The trial court, in addition to interpreting the words involved as above indicated, held that the entire proceeding was moot. This conclusion was based upon the fact that the specific license sought to be revoked terminated on December 31, 1949, and the judgment of the lower court was entered on March 20, 1950, which was during the three-month period the applicant had no license. Therefore, there was not, on the date judgment was entered, any license upon which the board could act. However, it is admitted that the applicant intended to and did apply and secure a seasonal license starting April 1, 1950, in accordance with her past custom.  It would be unsound to hold that in all cases an administrative proceeding involving the revocation of a license issued for fixed periods could not be reviewed because the statutory period fixed for the license had expired. Short term administrative orders could seldom be reviewed if that were the law, and the judicial power of review would be defeated in such cases. (See Burke v. Coleman, 356 Mo. 594 [ 202 S.W.2d 809]; Wahl v.
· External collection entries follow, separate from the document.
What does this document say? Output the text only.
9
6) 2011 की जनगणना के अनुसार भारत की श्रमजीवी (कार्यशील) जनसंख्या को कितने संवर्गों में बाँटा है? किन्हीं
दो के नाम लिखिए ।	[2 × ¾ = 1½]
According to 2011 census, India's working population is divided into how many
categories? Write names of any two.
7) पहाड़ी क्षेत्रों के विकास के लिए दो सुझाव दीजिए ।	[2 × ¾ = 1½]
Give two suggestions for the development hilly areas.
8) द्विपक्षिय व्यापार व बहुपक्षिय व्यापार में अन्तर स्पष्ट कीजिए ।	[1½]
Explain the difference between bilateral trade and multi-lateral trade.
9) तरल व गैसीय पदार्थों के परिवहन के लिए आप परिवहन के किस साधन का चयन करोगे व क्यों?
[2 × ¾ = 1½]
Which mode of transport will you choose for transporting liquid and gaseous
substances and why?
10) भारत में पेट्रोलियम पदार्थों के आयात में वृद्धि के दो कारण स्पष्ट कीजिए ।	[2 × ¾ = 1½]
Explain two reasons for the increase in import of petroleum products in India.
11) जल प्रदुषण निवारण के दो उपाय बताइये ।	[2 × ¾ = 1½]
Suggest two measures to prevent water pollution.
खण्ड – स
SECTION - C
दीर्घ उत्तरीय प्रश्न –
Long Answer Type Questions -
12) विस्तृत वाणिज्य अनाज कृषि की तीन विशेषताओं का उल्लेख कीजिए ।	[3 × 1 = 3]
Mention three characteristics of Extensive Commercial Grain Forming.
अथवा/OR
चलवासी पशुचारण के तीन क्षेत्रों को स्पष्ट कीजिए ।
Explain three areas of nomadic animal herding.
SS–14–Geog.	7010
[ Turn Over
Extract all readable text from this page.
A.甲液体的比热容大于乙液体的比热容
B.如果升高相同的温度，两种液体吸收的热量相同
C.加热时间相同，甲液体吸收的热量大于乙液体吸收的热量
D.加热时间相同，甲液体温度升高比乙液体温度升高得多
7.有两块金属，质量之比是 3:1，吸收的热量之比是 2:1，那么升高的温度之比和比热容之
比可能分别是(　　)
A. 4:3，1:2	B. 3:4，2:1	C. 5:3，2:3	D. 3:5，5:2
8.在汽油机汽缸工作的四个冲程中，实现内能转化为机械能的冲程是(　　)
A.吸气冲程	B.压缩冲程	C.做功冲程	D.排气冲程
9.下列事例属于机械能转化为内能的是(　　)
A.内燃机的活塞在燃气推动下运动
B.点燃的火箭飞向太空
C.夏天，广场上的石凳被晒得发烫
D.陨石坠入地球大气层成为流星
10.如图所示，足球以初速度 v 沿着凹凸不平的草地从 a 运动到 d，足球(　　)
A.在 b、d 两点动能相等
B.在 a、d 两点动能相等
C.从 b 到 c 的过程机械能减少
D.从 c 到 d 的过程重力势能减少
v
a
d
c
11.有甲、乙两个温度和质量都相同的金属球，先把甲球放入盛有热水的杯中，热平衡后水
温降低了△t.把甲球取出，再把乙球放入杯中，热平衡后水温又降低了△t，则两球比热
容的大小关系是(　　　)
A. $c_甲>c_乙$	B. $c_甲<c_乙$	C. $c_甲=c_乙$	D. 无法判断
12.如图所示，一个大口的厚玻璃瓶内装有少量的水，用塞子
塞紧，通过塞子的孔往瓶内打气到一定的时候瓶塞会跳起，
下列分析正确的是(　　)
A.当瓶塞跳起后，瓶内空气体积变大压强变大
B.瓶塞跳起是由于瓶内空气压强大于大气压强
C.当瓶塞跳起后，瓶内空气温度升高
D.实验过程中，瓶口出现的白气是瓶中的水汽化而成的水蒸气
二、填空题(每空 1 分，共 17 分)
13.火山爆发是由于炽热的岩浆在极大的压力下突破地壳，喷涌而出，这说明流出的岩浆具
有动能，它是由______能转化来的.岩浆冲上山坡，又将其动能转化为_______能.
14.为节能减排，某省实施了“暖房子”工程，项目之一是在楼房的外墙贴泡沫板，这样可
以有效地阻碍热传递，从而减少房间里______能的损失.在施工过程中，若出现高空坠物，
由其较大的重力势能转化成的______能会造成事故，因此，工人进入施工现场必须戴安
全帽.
Waters, 11 Cal.2d 81 [ 77 P.2d 1072].) For these reasons we do not predicate our decision upon the ground that the proceeding was moot.
The petition for the writ of mandate admitted that the business of Inverness Lodge fluctuates in the different seasons of the year. The petition also disclosed that the liquor license is issued for nine months of the year. It also disclosed that the sole ground upon which the accusation before the board was based was that Inverness Lodge remains open the entire year, and that such a business is not entitled to an on-sale distilled spirits license for a seasonal business. Appellant requests that the case be decided as a matter of law. The board and the trial court interpreted the statute to mean that seasonal licenses could be issued to businesses such as that of applicant even though it operated on an annual basis. That interpretation is sound. That is the end of the case.
The judgment appealed from is affirmed.
Bray, J., and Wood (Fred B.), J., concurred.